Credit Unions
A commemorative postage stamp on the 50th Anniversary of Credit Union Act :
Issued by United States of America
Issued on Feb 10, 1984
Design : Michael David Brown of Rockville, Maryland designed this U.S. commemorative stamp, which marks the 50th anniversary of federal credit unions and coincides with the 75th anniversary of the first state–chartered credit union in America. Brown also designed new 1984 commemoratives honoring the Federal Deposit Insurance Corporation (FDIC) and government efforts in soil and water conservation.
Type : Stamp, Postal Used
Denomination : 20 cents
About :
- Credit unions are cooperative associations run by members for their mutual benefit. Their purpose is to accumulate a fund from savings and make loans available for useful purposes at reasonable interest rates. Thus, they contribute to a better standard of living and provide a practical solution to credit problems.
- The first known cooperative credit society was organized in Germany in 1848, by the mayor of Delitzsch. The idea spread quickly and was introduced to North America in 1900, when Alphonse Desjardins started a Canadian credit union in Levis, Quebec.

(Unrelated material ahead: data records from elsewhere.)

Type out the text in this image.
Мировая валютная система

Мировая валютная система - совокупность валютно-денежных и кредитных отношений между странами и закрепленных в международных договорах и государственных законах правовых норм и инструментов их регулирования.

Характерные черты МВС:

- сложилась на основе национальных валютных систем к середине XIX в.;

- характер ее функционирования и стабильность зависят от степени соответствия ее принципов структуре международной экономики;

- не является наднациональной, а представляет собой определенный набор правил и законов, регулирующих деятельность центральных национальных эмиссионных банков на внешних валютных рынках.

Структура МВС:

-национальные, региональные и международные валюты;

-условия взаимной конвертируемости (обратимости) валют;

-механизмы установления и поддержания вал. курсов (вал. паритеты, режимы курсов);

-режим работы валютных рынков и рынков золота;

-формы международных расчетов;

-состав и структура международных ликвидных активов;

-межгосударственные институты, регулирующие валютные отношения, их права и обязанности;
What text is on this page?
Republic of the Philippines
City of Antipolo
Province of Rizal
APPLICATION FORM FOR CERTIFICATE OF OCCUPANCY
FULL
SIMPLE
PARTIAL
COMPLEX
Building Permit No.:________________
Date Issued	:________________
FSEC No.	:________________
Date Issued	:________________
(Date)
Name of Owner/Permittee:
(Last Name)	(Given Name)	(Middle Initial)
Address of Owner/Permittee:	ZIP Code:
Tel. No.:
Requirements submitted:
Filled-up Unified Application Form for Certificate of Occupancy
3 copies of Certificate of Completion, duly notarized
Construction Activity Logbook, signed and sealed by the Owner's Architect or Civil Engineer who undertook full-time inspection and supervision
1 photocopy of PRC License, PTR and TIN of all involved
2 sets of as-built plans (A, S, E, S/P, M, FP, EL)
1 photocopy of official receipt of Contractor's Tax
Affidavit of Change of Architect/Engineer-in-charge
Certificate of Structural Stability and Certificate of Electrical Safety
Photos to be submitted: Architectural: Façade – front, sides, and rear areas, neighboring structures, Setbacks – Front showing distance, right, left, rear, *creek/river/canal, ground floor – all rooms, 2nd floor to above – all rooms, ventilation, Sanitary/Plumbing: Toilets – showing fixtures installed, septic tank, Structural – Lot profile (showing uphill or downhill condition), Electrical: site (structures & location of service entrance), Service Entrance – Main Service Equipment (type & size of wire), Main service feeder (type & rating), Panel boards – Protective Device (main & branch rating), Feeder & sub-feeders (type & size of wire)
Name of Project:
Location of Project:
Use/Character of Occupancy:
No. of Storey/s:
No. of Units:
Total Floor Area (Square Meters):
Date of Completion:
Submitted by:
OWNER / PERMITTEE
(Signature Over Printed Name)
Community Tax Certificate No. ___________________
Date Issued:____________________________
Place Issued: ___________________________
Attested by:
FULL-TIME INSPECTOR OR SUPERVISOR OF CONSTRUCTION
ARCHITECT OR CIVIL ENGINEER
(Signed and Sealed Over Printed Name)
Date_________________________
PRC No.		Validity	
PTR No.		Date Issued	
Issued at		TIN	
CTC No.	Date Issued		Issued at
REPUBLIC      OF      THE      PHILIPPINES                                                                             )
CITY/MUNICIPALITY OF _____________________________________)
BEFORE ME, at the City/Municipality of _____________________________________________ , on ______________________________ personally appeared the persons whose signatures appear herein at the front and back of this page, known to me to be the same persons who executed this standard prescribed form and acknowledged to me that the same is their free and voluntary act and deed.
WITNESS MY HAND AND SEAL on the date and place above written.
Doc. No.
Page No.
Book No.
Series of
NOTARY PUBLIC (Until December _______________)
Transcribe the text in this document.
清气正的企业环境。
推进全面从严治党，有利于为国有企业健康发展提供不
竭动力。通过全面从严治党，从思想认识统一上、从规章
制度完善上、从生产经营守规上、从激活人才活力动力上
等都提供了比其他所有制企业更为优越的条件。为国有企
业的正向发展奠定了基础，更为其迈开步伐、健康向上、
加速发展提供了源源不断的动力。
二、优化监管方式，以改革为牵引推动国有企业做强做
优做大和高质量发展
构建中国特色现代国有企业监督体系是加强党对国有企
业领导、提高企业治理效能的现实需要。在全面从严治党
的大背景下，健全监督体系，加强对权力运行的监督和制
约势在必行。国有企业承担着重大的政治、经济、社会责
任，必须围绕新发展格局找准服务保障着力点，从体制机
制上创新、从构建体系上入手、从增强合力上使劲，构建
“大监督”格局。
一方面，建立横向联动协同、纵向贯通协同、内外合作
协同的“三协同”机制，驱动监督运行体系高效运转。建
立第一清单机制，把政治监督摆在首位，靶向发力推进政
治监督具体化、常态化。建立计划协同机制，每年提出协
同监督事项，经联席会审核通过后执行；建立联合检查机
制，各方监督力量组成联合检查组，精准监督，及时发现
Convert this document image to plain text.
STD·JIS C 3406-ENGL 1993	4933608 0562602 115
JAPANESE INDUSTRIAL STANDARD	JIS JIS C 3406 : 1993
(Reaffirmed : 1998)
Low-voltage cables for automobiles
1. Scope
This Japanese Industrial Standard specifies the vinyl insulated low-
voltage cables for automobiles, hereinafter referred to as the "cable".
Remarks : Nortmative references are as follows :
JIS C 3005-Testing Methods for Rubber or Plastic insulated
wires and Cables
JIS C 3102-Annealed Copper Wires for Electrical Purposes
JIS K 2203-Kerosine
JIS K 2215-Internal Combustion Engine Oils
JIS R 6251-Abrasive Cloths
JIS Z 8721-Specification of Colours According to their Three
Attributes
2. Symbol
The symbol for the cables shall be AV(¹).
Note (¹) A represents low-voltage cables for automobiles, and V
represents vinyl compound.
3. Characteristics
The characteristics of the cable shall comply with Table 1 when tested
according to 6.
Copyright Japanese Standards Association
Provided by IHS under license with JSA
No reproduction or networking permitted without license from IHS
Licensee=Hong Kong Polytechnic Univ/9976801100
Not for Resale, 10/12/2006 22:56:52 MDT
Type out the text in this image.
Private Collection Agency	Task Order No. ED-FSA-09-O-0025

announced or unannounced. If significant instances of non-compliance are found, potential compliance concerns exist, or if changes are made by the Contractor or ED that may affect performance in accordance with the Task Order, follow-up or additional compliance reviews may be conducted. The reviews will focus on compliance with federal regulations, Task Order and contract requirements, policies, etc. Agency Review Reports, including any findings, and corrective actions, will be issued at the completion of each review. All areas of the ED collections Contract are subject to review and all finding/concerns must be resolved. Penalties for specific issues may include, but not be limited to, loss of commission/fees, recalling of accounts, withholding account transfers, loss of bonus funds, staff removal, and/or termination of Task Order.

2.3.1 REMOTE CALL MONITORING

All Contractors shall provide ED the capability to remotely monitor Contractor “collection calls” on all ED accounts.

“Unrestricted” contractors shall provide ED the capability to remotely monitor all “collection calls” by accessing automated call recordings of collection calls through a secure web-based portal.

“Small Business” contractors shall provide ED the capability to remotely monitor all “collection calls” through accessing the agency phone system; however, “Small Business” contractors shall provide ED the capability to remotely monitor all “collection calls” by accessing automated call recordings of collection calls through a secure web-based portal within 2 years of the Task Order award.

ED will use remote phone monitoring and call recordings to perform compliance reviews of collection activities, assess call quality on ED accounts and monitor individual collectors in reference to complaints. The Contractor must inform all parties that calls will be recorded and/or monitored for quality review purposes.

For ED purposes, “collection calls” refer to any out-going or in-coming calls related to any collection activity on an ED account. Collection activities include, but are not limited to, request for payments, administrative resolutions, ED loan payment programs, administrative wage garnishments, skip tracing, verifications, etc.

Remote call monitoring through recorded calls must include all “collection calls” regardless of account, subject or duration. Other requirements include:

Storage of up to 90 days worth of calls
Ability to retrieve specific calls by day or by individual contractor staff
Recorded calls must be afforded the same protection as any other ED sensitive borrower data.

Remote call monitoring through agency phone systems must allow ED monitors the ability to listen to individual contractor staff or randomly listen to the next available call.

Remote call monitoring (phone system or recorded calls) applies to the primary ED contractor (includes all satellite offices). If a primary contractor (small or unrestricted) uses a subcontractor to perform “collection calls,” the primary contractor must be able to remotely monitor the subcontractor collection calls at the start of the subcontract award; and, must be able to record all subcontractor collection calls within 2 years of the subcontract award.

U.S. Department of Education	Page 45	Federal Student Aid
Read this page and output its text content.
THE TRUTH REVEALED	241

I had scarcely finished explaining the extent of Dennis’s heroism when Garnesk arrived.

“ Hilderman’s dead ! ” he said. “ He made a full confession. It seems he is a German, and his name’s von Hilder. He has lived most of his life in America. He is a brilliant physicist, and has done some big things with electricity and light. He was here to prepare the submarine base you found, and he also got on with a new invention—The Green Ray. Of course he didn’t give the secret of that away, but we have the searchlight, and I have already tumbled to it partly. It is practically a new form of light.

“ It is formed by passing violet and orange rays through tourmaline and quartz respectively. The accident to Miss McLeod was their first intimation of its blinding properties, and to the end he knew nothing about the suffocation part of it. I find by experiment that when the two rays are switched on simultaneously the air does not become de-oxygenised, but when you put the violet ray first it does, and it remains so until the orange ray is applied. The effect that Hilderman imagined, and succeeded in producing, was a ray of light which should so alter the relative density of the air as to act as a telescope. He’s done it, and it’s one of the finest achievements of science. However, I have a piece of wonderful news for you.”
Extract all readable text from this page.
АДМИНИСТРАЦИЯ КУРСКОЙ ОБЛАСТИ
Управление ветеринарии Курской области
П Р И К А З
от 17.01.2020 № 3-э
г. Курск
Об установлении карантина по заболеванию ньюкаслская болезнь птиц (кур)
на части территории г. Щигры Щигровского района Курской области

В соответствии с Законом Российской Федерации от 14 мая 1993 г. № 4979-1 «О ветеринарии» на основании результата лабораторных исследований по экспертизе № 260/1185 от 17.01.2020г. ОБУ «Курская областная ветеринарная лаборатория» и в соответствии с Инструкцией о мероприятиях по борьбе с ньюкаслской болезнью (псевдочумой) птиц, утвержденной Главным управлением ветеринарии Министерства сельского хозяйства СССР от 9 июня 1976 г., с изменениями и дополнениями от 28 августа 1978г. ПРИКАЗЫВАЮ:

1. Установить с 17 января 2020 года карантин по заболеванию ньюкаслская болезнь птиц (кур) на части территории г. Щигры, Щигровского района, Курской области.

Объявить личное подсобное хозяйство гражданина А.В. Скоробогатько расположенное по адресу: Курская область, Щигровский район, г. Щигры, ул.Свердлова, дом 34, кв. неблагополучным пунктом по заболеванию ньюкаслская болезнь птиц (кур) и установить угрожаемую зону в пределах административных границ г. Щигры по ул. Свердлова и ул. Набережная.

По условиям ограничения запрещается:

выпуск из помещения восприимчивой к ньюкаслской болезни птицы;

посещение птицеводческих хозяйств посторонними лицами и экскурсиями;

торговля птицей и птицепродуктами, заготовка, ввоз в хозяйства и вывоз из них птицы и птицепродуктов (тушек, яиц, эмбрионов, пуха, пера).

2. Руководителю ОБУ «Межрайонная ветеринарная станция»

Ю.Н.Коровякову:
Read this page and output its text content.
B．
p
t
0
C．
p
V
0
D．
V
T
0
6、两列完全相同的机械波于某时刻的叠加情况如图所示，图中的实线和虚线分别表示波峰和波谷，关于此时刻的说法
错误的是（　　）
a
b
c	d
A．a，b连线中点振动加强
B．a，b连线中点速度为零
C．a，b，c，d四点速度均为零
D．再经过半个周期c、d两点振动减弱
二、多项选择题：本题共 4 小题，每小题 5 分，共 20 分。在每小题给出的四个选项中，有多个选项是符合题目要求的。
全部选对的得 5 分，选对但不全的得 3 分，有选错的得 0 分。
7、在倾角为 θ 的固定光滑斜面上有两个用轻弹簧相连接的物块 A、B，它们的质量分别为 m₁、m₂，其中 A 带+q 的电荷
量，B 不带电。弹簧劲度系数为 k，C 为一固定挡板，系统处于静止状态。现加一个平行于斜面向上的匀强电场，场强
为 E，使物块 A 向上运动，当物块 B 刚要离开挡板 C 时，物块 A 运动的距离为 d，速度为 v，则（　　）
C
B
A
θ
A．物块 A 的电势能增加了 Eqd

- In 1909, Desjardins came to America, where he met with Edward A. Filene, a prominent department store executive. A native of Salem, Massachusetts, Filene was raised in the New England tradition of thrift and mutual aid. Hoping to promote these virtues among men and women of modest means, he drafted a bill in the Massachusetts legislature to make credit unions legal in that state.
- The first credit union in America was established in Manchester, New Hampshire in 1909. Within 25 years, the number of these associations founded around the country had grown to more than 2,000. It was then that Congress passed the Federal Credit Union Act of 1934, authorizing “credit unions to be organized everywhere in the United States under charters from the federal government”.
- Today, more than half of America’s 20,000 credit unions are federally chartered. Their operators are supervised by the National Credit Union Administration, an independent government agency.